Amidst cases of smartphones catching fire on-board flight, international aviation agencies are also contemplating banning big PEDs like laptops from check-in bags. The US Federal Aviation Administration (FAA) has come up with a proposal regarding this and the United Nations will be studying the proposal in coming months, a report in the Extremetech said.
The FAA filed a paper with the UN agency on tests showing that when a laptop’s rechargeable lithium-ion battery overheats in close proximity to an aerosol spray can, it can cause an explosion capable of disabling an airliner’s fire suppression system, the report said.
The fire could then rage unchecked, leading to “the loss of the aircraft,” the paper said.
Media reports have added that India may also follow suit once a decision is taken by any leading aviation agency. European regulators too in the past had warned that hundreds of devices in the hold on long-haul flights could potentially compromise safety by increasing the risk of fire from poorly deactivated lithium-ion batteries.
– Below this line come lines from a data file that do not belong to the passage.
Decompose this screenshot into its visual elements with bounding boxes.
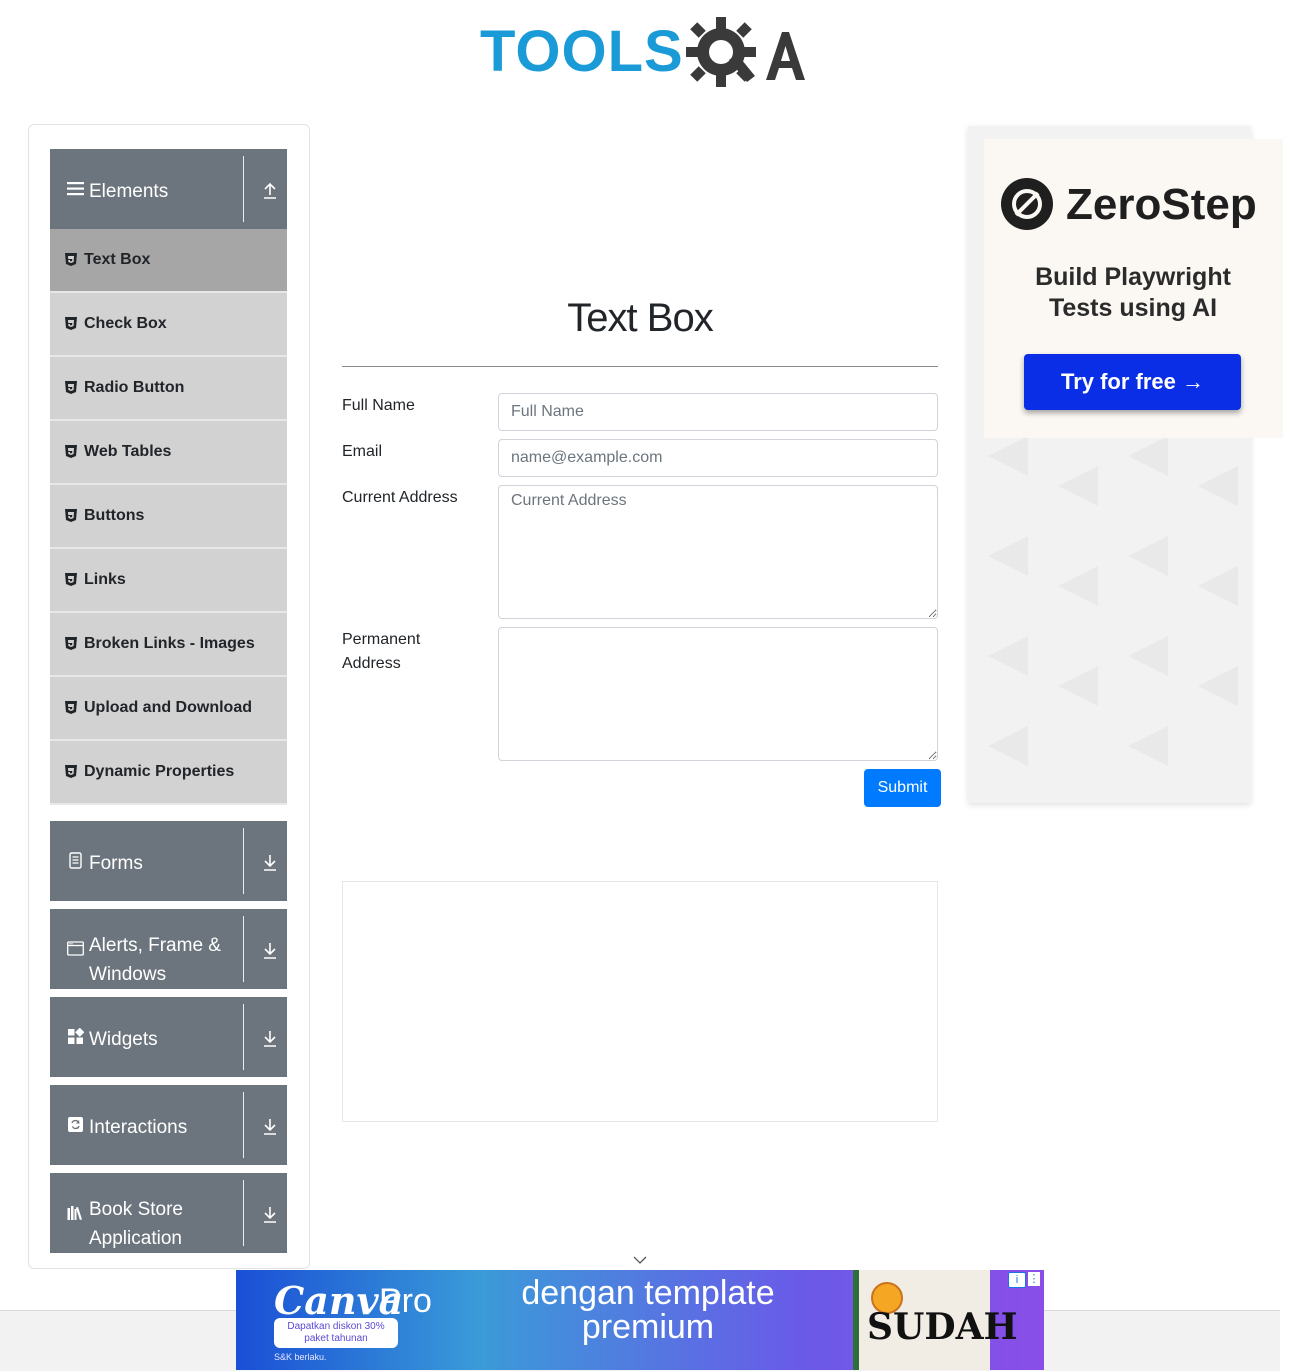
interactions-icon (68, 1117, 83, 1132)
full-name-input[interactable] (498, 393, 938, 431)
expand-arrow-icon[interactable] (262, 1029, 278, 1047)
logo-text: TOOLS (480, 19, 684, 84)
ad-book-image: SUDAH (853, 1270, 1018, 1370)
divider (243, 828, 244, 894)
sidebar-item-label: Upload and Download (84, 699, 252, 716)
canva-pro-label: Pro (379, 1282, 432, 1320)
widgets-icon (68, 1028, 84, 1044)
books-icon (67, 1206, 82, 1221)
zerostep-tagline: Build Playwright Tests using AI (1035, 263, 1231, 322)
divider (243, 1180, 244, 1246)
html5-icon (65, 509, 77, 522)
submit-button[interactable]: Submit (864, 769, 941, 807)
page-title: Text Box (567, 296, 713, 340)
expand-arrow-icon[interactable] (262, 853, 278, 871)
bottom-ad-banner[interactable]: Canva Pro Dapatkan diskon 30% paket tahu… (236, 1270, 1044, 1370)
email-input[interactable] (498, 439, 938, 477)
gear-logo-icon (686, 17, 805, 87)
sidebar-item-label: Radio Button (84, 379, 185, 396)
divider (243, 156, 244, 222)
sidebar-item-buttons[interactable]: Buttons (50, 485, 287, 549)
chevron-down-icon[interactable] (633, 1255, 647, 1265)
window-icon (67, 941, 84, 956)
sidebar-group-elements: Elements Text Box Check Box Radio Button… (50, 149, 287, 805)
html5-icon (65, 445, 77, 458)
output-box (342, 881, 938, 1122)
menu-icon (67, 182, 84, 196)
ad-info-icon[interactable]: i (1008, 1272, 1026, 1288)
expand-arrow-icon[interactable] (262, 1205, 278, 1223)
email-label: Email (342, 443, 383, 460)
form-icon (69, 852, 82, 869)
title-divider (342, 366, 938, 367)
group-header-alerts[interactable]: Alerts, Frame & Windows (50, 909, 287, 989)
sidebar-item-web-tables[interactable]: Web Tables (50, 421, 287, 485)
sidebar-group-widgets: Widgets (50, 997, 287, 1077)
divider (243, 1092, 244, 1158)
permanent-address-label: Permanent Address (342, 631, 421, 672)
collapse-arrow-icon[interactable] (262, 181, 278, 199)
zerostep-logo-icon (1001, 178, 1053, 230)
sidebar-item-label: Links (84, 571, 126, 588)
html5-icon (65, 765, 77, 778)
full-name-label: Full Name (342, 397, 415, 414)
terms-text: S&K berlaku. (274, 1352, 327, 1362)
divider (243, 1004, 244, 1070)
sidebar-item-upload-download[interactable]: Upload and Download (50, 677, 287, 741)
permanent-address-textarea[interactable] (498, 627, 938, 761)
html5-icon (65, 573, 77, 586)
toolsqa-logo[interactable]: TOOLS (480, 14, 810, 94)
group-title: Alerts, Frame & Windows (89, 935, 221, 985)
html5-icon (65, 701, 77, 714)
sidebar-item-broken-links[interactable]: Broken Links - Images (50, 613, 287, 677)
sidebar-group-book-store: Book Store Application (50, 1173, 287, 1253)
group-header-widgets[interactable]: Widgets (50, 997, 287, 1077)
group-header-forms[interactable]: Forms (50, 821, 287, 901)
divider (243, 916, 244, 982)
zerostep-brand: ZeroStep (1066, 180, 1257, 229)
sidebar-group-forms: Forms (50, 821, 287, 901)
sidebar-item-dynamic-properties[interactable]: Dynamic Properties (50, 741, 287, 805)
ad-options-icon[interactable]: ⋮ (1028, 1272, 1040, 1286)
sidebar-group-alerts: Alerts, Frame & Windows (50, 909, 287, 989)
book-title: SUDAH (867, 1306, 1018, 1348)
sidebar: Elements Text Box Check Box Radio Button… (28, 124, 310, 1269)
try-for-free-button[interactable]: Try for free → (1024, 354, 1241, 410)
html5-icon (65, 317, 77, 330)
html5-icon (65, 637, 77, 650)
group-title: Forms (89, 853, 143, 874)
sidebar-item-label: Broken Links - Images (84, 635, 255, 652)
group-title: Book Store Application (89, 1199, 183, 1249)
ad-headline: dengan template premium (521, 1274, 775, 1346)
sidebar-group-interactions: Interactions (50, 1085, 287, 1165)
group-title: Interactions (89, 1117, 188, 1138)
group-title: Elements (89, 181, 169, 202)
group-header-book-store[interactable]: Book Store Application (50, 1173, 287, 1253)
group-header-elements[interactable]: Elements (50, 149, 287, 229)
sidebar-item-label: Check Box (84, 315, 167, 332)
sidebar-item-label: Dynamic Properties (84, 763, 235, 780)
sidebar-item-radio-button[interactable]: Radio Button (50, 357, 287, 421)
sidebar-item-check-box[interactable]: Check Box (50, 293, 287, 357)
sidebar-item-label: Web Tables (84, 443, 172, 460)
current-address-label: Current Address (342, 489, 458, 506)
group-header-interactions[interactable]: Interactions (50, 1085, 287, 1165)
expand-arrow-icon[interactable] (262, 941, 278, 959)
html5-icon (65, 253, 77, 266)
sidebar-item-text-box[interactable]: Text Box (50, 229, 287, 293)
sidebar-item-label: Buttons (84, 507, 145, 524)
sidebar-item-label: Text Box (84, 251, 151, 268)
html5-icon (65, 381, 77, 394)
current-address-textarea[interactable] (498, 485, 938, 619)
expand-arrow-icon[interactable] (262, 1117, 278, 1135)
discount-badge: Dapatkan diskon 30% paket tahunan (274, 1318, 398, 1348)
group-title: Widgets (89, 1029, 158, 1050)
sidebar-item-links[interactable]: Links (50, 549, 287, 613)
Last year, top airlines had globally banned the use of Samsung Galaxy Note 7 phones during flights following reports of battery explosion. Airlines have previously banned hoverboards from planes due to battery-fire risks. Earlier this year, the US had imposed a ban on laptops in the cabins of planes coming into the country from 10 Middle Eastern airports for security reasons. The ban was later fully lifted in July after officials said airports in the region had taken other steps to increase security.